In Chase, the authors studied in particular the idea of chunking, essentially attempting to determine the subject's method of sorting the pieces either in their memory (as in the memory task) or physically on the board (as in the perception task) into different groups. They found that experts were able to remember larger chunks, especially when the board the pieces were in positions characteristic of an average chess game. Furthermore, they found experts tended to remember, or chunk, pieces of importance, such as in attacking or defending positions, while novices tended to chunk based more on more superficial characteristics, such as color, type, or relative location of the piece. Beyond simply showing that experts can remember more of the game board than novices, this experiment suggests that experts view the game on a much deeper level than a novice.

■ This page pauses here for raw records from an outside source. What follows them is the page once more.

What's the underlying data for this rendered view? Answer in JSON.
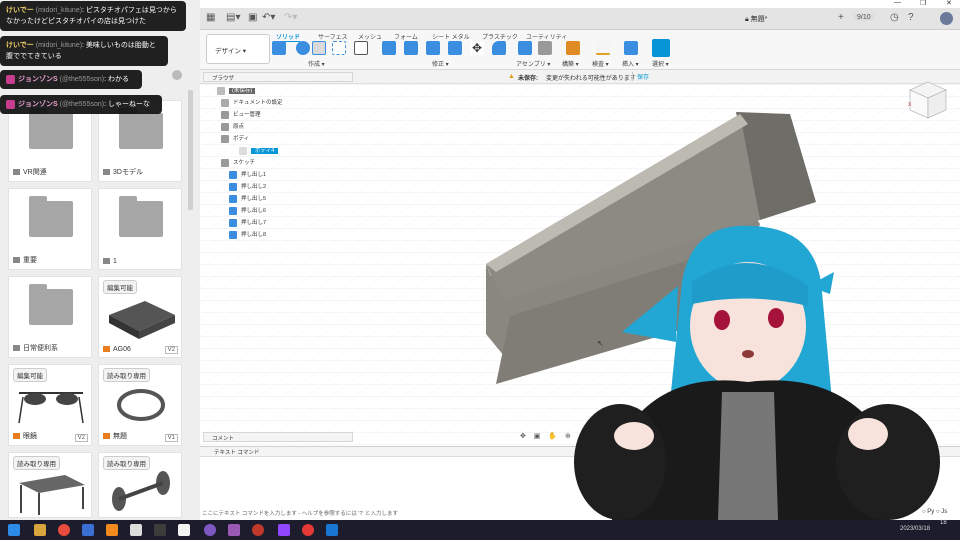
{
  "chat": [
    {
      "name": "けいでー",
      "handle": "(midori_kitune)",
      "text": ": ピスタチオパフェは見つからなかったけどピスタチオパイの店は見つけた"
    },
    {
      "name": "けいでー",
      "handle": "(midori_kitune)",
      "text": ": 美味しいものは胎動と腹ででてきている"
    },
    {
      "name": "ジョンゾンS",
      "handle": "(@the555son)",
      "text": ": わかる"
    },
    {
      "name": "ジョンゾンS",
      "handle": "(@the555son)",
      "text": ": しゃーねーな"
    }
  ],
  "files": [
    {
      "label": "VR関連",
      "kind": "folder"
    },
    {
      "label": "3Dモデル",
      "kind": "folder"
    },
    {
      "label": "重要",
      "kind": "folder"
    },
    {
      "label": "1",
      "kind": "folder"
    },
    {
      "label": "日常便利系",
      "kind": "folder"
    },
    {
      "label": "AG06",
      "kind": "model",
      "badge": "編集可能",
      "version": "V2"
    },
    {
      "label": "眼鏡",
      "kind": "model",
      "badge": "編集可能",
      "version": "V2"
    },
    {
      "label": "無題",
      "kind": "model",
      "badge": "読み取り専用",
      "version": "V1"
    },
    {
      "label": "",
      "kind": "model",
      "badge": "読み取り専用",
      "version": ""
    },
    {
      "label": "",
      "kind": "model",
      "badge": "読み取り専用",
      "version": ""
    }
  ],
  "window": {
    "title": "無題*",
    "counter": "9/10"
  },
  "ribbon": {
    "workspace": "デザイン",
    "tabs": [
      "ソリッド",
      "サーフェス",
      "メッシュ",
      "フォーム",
      "シート メタル",
      "プラスチック",
      "ユーティリティ"
    ],
    "groups": [
      "作成",
      "修正",
      "アセンブリ",
      "構築",
      "検査",
      "挿入",
      "選択"
    ]
  },
  "infobar": {
    "label": "未保存:",
    "text": "変更が失われる可能性があります",
    "save": "保存"
  },
  "browser": {
    "title": "ブラウザ",
    "root": "(未保存)",
    "items": [
      "ドキュメントの設定",
      "ビュー管理",
      "原点",
      "ボディ",
      "ボディ4",
      "スケッチ",
      "押し出し1",
      "押し出し2",
      "押し出し5",
      "押し出し6",
      "押し出し7",
      "押し出し8"
    ]
  },
  "comment_label": "コメント",
  "textcmd": {
    "title": "テキスト コマンド",
    "placeholder": "ここにテキスト コマンドを入力します - ヘルプを参照するには '?' と入力します",
    "py": "Py",
    "js": "Js"
  },
  "taskbar": {
    "date": "2023/03/18",
    "time": "18"
  },
  "colors": {
    "ribbon_accent": "#0696d7",
    "model_body": "#7d7b74",
    "avatar_hair": "#22a6d4",
    "jacket": "#1a1a1a"
  }
}
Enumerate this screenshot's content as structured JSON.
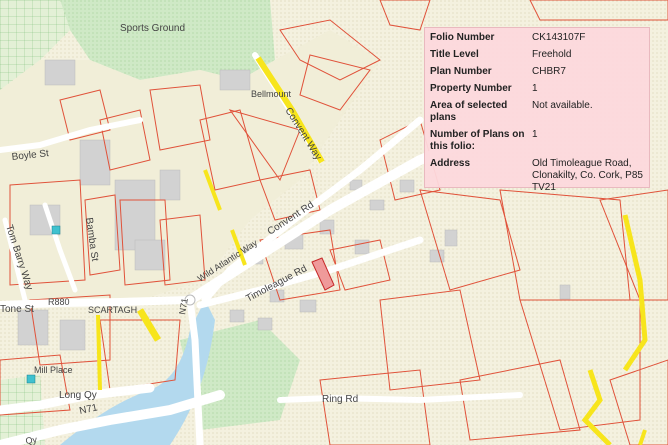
{
  "info_panel": {
    "rows": [
      {
        "label": "Folio Number",
        "value": "CK143107F"
      },
      {
        "label": "Title Level",
        "value": "Freehold"
      },
      {
        "label": "Plan Number",
        "value": "CHBR7"
      },
      {
        "label": "Property Number",
        "value": "1"
      },
      {
        "label": "Area of selected plans",
        "value": "Not available."
      },
      {
        "label": "Number of Plans on this folio:",
        "value": "1"
      },
      {
        "label": "Address",
        "value": "Old Timoleague Road, Clonakilty, Co. Cork, P85 TV21"
      }
    ]
  },
  "map_labels": {
    "sports_ground": "Sports Ground",
    "belmount": "Bellmount",
    "convent_way": "Convent Way",
    "boyle_st": "Boyle St",
    "bamba_st": "Bamba St",
    "tom_barry_way": "Tom Barry Way",
    "convent_rd": "Convent Rd",
    "wild_atlantic_way": "Wild Atlantic Way",
    "timoleague_rd": "Timoleague Rd",
    "r880": "R880",
    "tone_st": "Tone St",
    "scartagh": "SCARTAGH",
    "n71_a": "N71",
    "n71_b": "N71",
    "mill_place": "Mill Place",
    "long_qy": "Long Qy",
    "ring_rd": "Ring Rd",
    "qy": "Qy"
  },
  "colors": {
    "land": "#f4f1df",
    "green": "#cfe9c6",
    "water": "#b3d9ee",
    "road": "#ffffff",
    "building": "#d2d2d2",
    "boundary": "#e0523a",
    "highlight": "#f7e51c",
    "selected_plot": "#ef9a9a",
    "panel": "#fcd8dc"
  }
}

A similar trend is suggested in the Che paper. When experts and novices in the field of physics were given the task of sorting various problems into different subtopics, experts tended to group problems based on type while the novices tended to sort problems based more on what they called surface characteristics, such as objects and physical terms used. For example a physics professor might group together a ball falling straight down with a car at constant acceleration (kinematics), while an undergrad might group the falling ball with a ball being swung around on a string, even though the second problem involves a different skill set than the first. This study shows what I think is a very crucial part of not just physics but problem solving in general: Seeing a problem at its core is far more important than superficial details. Understanding what a problem is really asking is half the battle. After that it's usually plug and chug or looking up a table of values.
Perhaps an important conclusion with regards to teaching is to focus importance not on discrete problems, but more on the concrete, consistent principles that unite them and how to recognize these principles in an applied problem.